Istanbul: Turkish authorities on Saturday detained the chief news editor of a pro-Kurdish television channel over tweets posted on his account, the broadcaster said, as concern grows over freedom of expression in the country.

The news editor of IMC TV, Hamza Aktan, was detained early Saturday in a police raid on his home in Istanbul, the channel said in a statement on its website.

It said that Aktan was now being interrogated by police, who were in particular focusing on tweets he had shared in 2015.

Police also asked why he had retweeted the views of two prominent pro-Kurdish commentators, it added. He was expected to appear before prosecutors after the questioning.

Aktan is a prominent journalist who has worked for several publications in Turkey and also published a book called “The Kurdish Citizen”.

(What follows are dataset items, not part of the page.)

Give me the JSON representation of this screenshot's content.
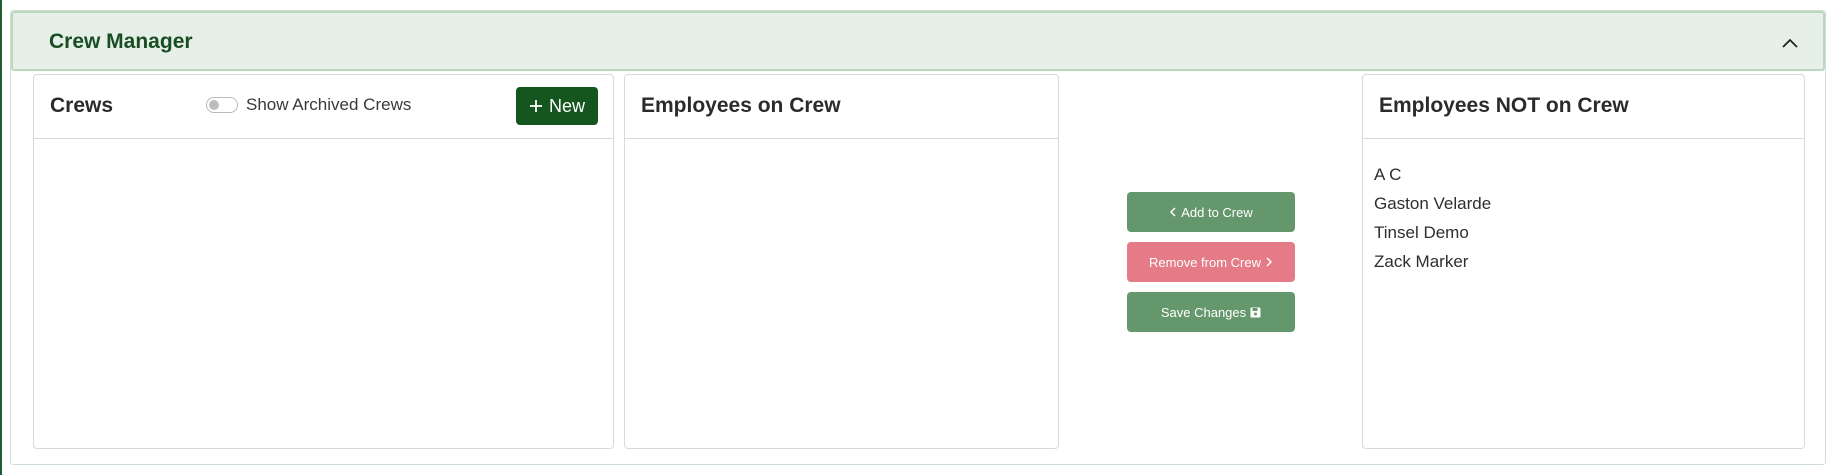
{
  "panel": {
    "title": "Crew Manager"
  },
  "crews": {
    "title": "Crews",
    "toggle_label": "Show Archived Crews",
    "toggle_on": false,
    "new_label": "New"
  },
  "employees_on_crew": {
    "title": "Employees on Crew",
    "items": []
  },
  "actions": {
    "add_label": "Add to Crew",
    "remove_label": "Remove from Crew",
    "save_label": "Save Changes"
  },
  "employees_not_on_crew": {
    "title": "Employees NOT on Crew",
    "items": [
      "A C",
      "Gaston Velarde",
      "Tinsel Demo",
      "Zack Marker"
    ]
  },
  "colors": {
    "primary": "#15561f",
    "header_bg": "#e7f0e8",
    "action_green": "#65976d",
    "action_red": "#e47b86"
  }
}
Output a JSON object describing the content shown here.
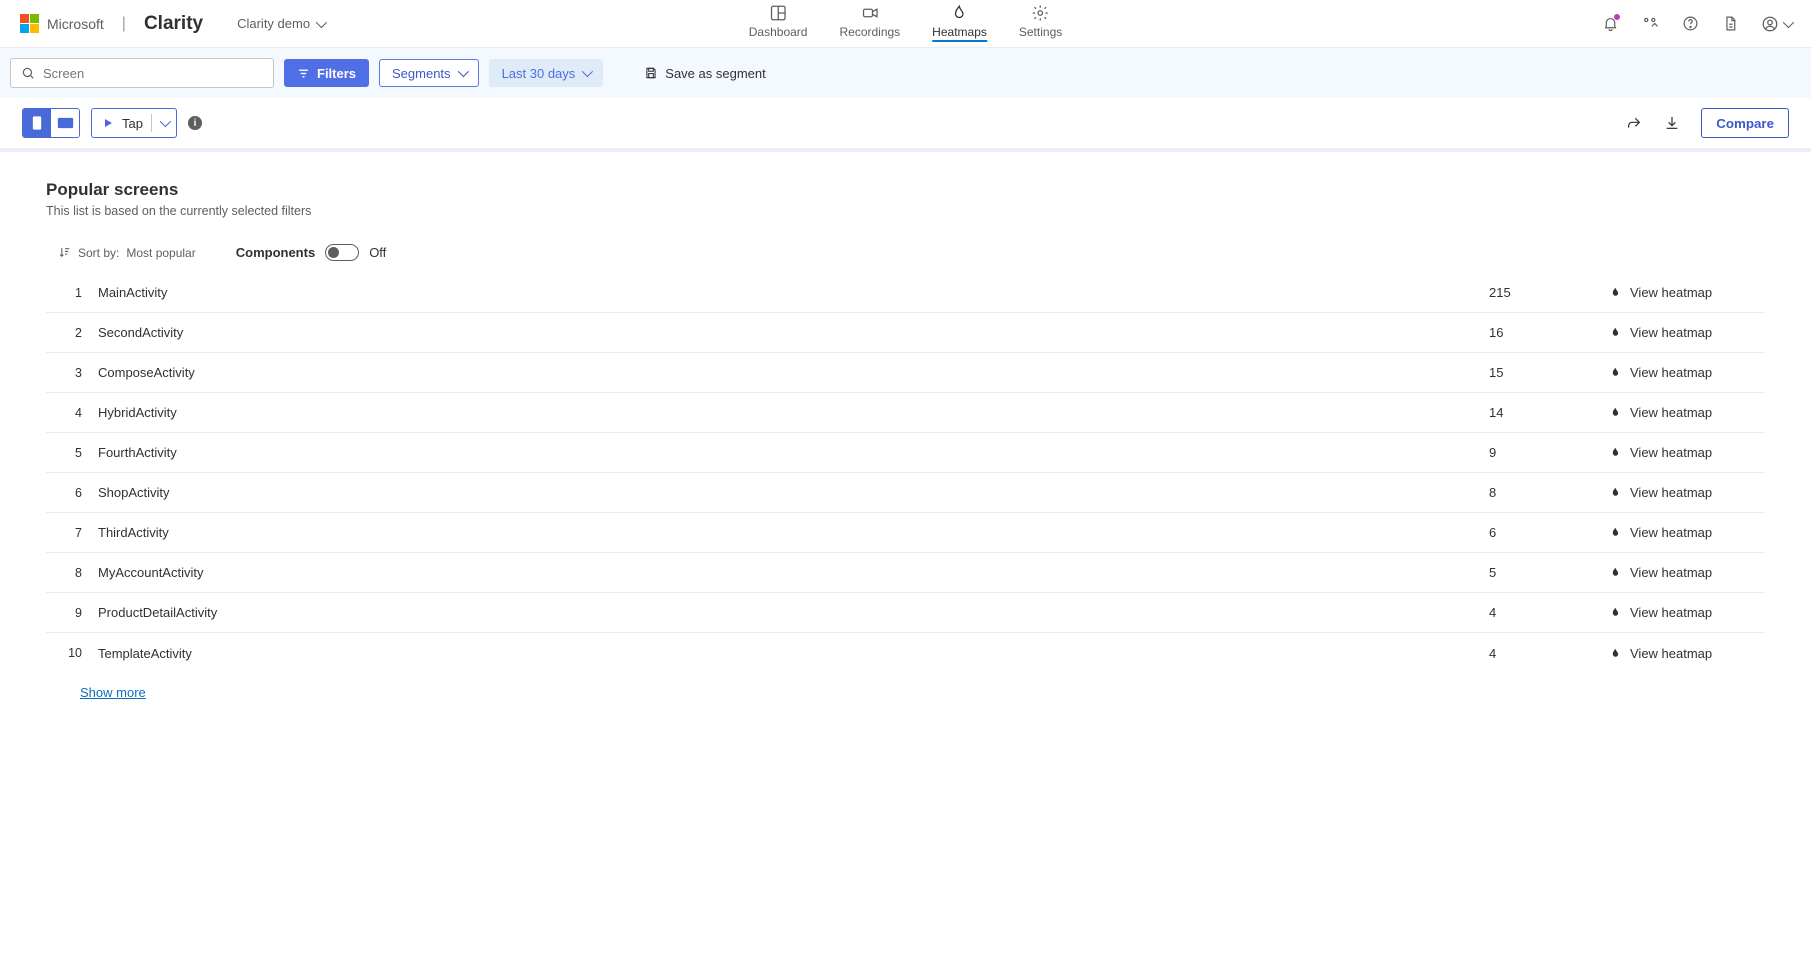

“Right from the beginning there has been a clampdown and pressure directed at IMC as well as freedom of expression,” the channel’s director Eyup Burc was quoted as saying. “Unfortunately, this is going to continue.”

Aktan’s detention comes amid growing alarm over the increasing arrests and convictions of journalists under the rule of President Recep Tayyip Erdogan, who became head of state in 2014 after over a decade as premier.

IMC TV, which was founded in 2011 and focuses on Kurdish, women’s, and environmental issues, has already complained it was taken off air by Turkey’s largest satellite operator on the grounds of broadcasting “terrorist propaganda”.

It has however carried on broadcasting online.

The channel was seen as the only pro-Kurdish channel in Turkey with an anti-government line. After recent reforms, state broadcasting company TRT now has a Kurdish-language channel, TRT Kurdi.

An Istanbul court earlier this week had sentenced two prominent Turkish journalists from the opposition Cumhuriyet daily to two years behind bars for illustrating their columns with a cartoon of the Prophet Mohammed originally published by French satirical weekly Charlie Hebdo.

Cumhuriyet’s editor-in-chief Can Dundar and Ankara bureau chief Erdem Gul are currently on trial on charges of revealing state secrets and could face multiple life sentences if found guilty.